Hemos oído también a los mismos cantamañanas de siempre (quizás con otros nombres y apellidos pero al cabo los mismos) explicarnos doctamente que la minería no tiene futuro porque es un sector obsoleto/maduro/marginal (que cada uno escoja su adjetivo). Y que mantener esos sectores con subvenciones es antieconómico porque retiene factores productivos que deben liberarse para ser empleados en actividades de mayor valor añadido. Alguno dirá lo de la “destrucción creativa” y bla, bla, bla.  Por cierto, no dicen lo mismo cuando de lo que se trata es de mantener artificialmente bancos quebrados.

 

Pero no estamos hablando de economía, ni del desplazamiento de unos sectores productivos por otros nuevos, ni de desarrollo económico.

 

Estamos hablando de seres humanos. De este capitalismo de "usar y tirar" que por mucho que quieran disfrazarlo con términos como adaptabilidad, flexiseguridad, "long life learning" y cosas así, implica, para la mayoría de los trabajadores, quedarse en la cuneta cuando el sector en que trabajan deja de ser rentable en esa caza desenfrenada a la plusvalía en que se han convertido los sistemas económicos modernos. Si a uno lo tiran por la borda en época de bonanza la cosa puede saldarse con una prejubilación aceptable, como ocurrió en el sector en los 80.

 

Pero en tiempo de crisis el panorama puede ser muy negro. Entonces te encuentras con que el sistema de protección social, parte integrante de lo que llamamos Estado del bienestar, que debía estar ahí precisamente para hacer frente a estas situaciones, ha desparecido.

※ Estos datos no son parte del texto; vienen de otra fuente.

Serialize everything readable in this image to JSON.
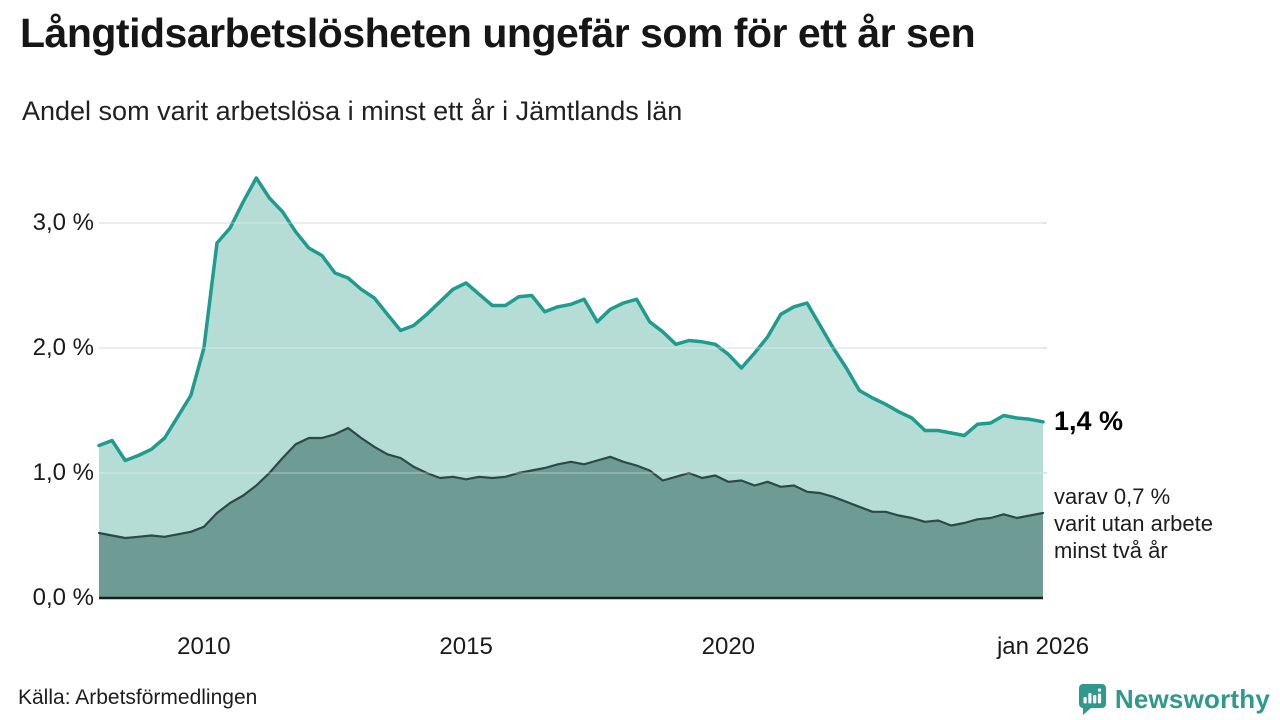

Paradójicamente, es lo primero que nos han desmantelado. Es como si te compras un coche con airbag y cuando tienes un accidente, no se infla.

 

Dicen que, antiguamente, los mineros entraban en las minas con un canario para detectar, de una forma cruel y rudimentaria, la presencia de monóxido de carbono. Estos mineros, entrando hoy en la Puerta del Sol con el mismo arrojo con que bajan a las entrañas de la tierra, son el canario de toda la sociedad española. El test de la solidaridad que este gobierno es capaz de tener con los ya incontables náufragos de esta crisis. Si dejan de cantar, aunque sea desafinando, es que la cosa se va a poner muy, muy fea.